La prima, è in atto un sistematico tentativo di diffamare l’Hdp, il Partito curdo per il Popolo democratico. E questo, per quanto scellerato, è un calcolo politico. L’Hdp alle ultime elezioni ha raggiunto il 13%, il che significa che ha contribuito pesantemente se non al calo di consensi per l’Akp di Erdogan, sicuramente al calo di seggi in parlamento e alla perdita della maggioranza assoluta. In preda a un delirio di onnipotenza ormai incontrollabile, il Capo dello Stato pensa di riprendersi quello che gli è stato sottratto a giugno con queste manovre diffamatorie, creando l’equazione Hdp=Pkk, nella speranza di essere premiato alle urne. Non si tratta solo di scorrettezza elettorale. In 48 ore sono state attaccate una decina di sedi del partito, fra cui quella di Ankara dove, particolare non da poco, sono state bruciate tutte le 60 stanze che contenevano il materiale elettorale.

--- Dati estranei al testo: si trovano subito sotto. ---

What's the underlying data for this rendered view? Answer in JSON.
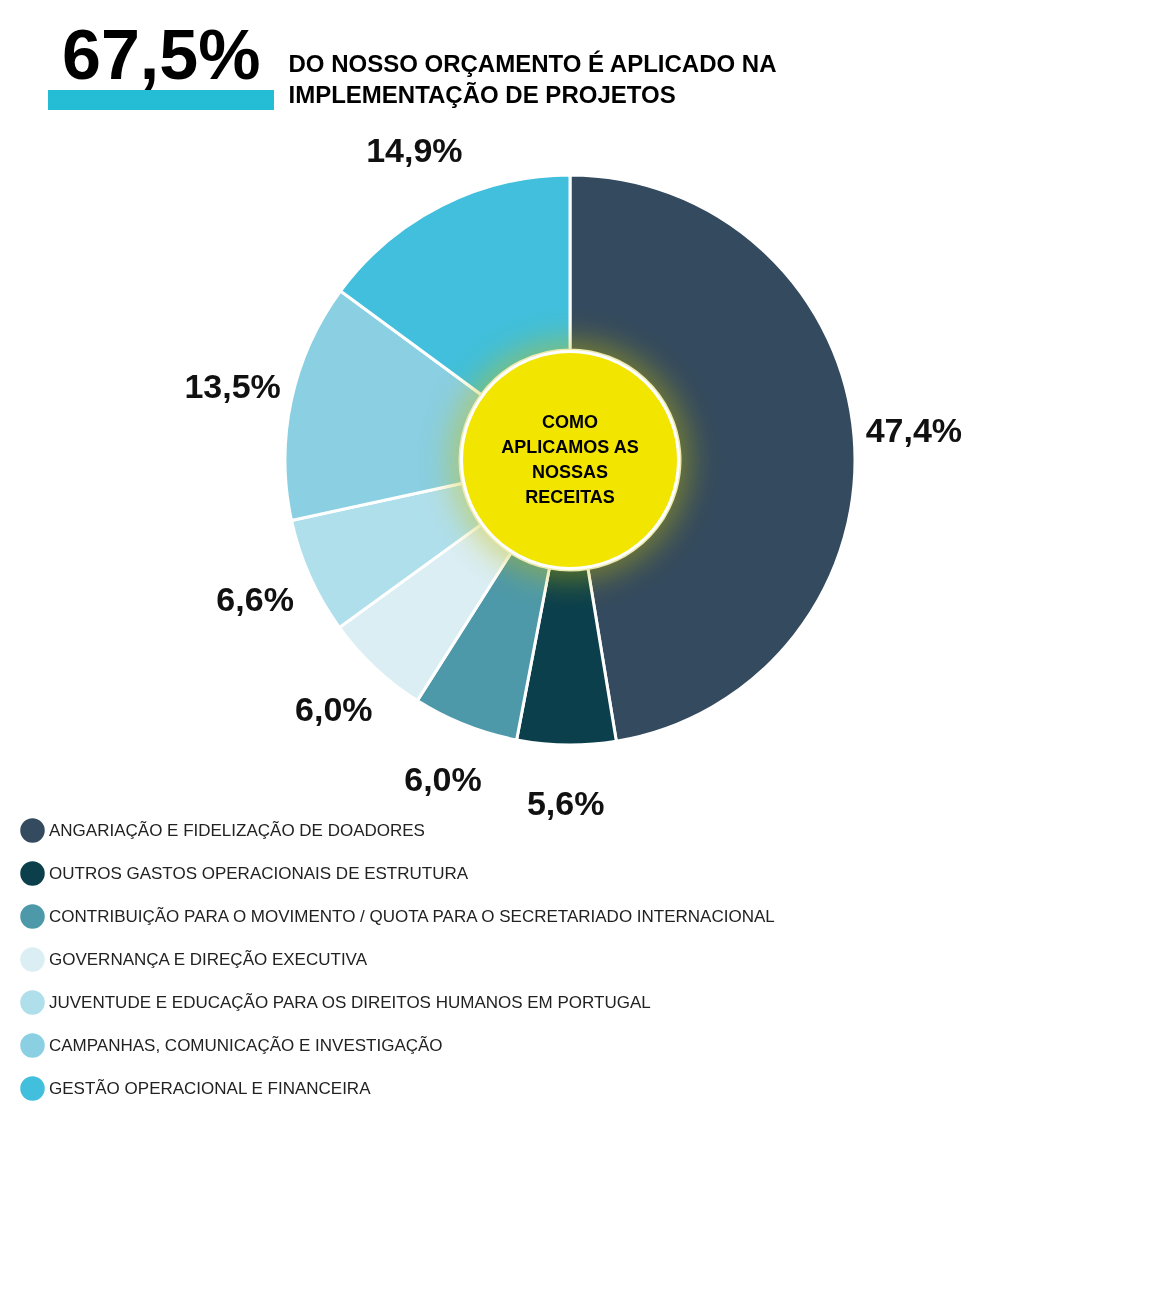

La seconda, persino più grave, è che ormai il conflitto non è più solo con il Pkk o l’Hdp ma con la minoranza curda intera o con chi si opponga al suo strapotere. Da giorni, centinaia di persone sono state attaccate, ferite, caricate mentre manifestavano e non solo da parte della polizia, ma anche di organizzazioni ultranazionaliste e appartenenti alla destra islamica più eversiva. I giornali turchi ne parlano il meno possibile, nelle zone interessate dai disordini i social-network funzionano, poco casualmente, a singhiozzo. Ma lo scenario è degno dei più cupi anni Settanta, dove al posto dei militari ora c’è Erdogan, che non sembra minimamente intenzionato a placare gli animi, ma al contrario, a fomentare la situazione. Ne sa qualcosa il quotidiano Hurriyet, assaltato nelle sue sedi di Ankara e Istanbul due volte in due giorni e Ahmet Hakan, uno dei suoi editorialisti di punta, minacciato di morte in diretta televisiva da un collega del quotidiano Star.

Quello che sta succedendo in Turchia è qualcosa a metà fra una guerra civile e una lotta fra bande, un regolamento di conti e una notte dei cristalli che ormai dura da giorni. Nel totale silenzio della comunità internazionale.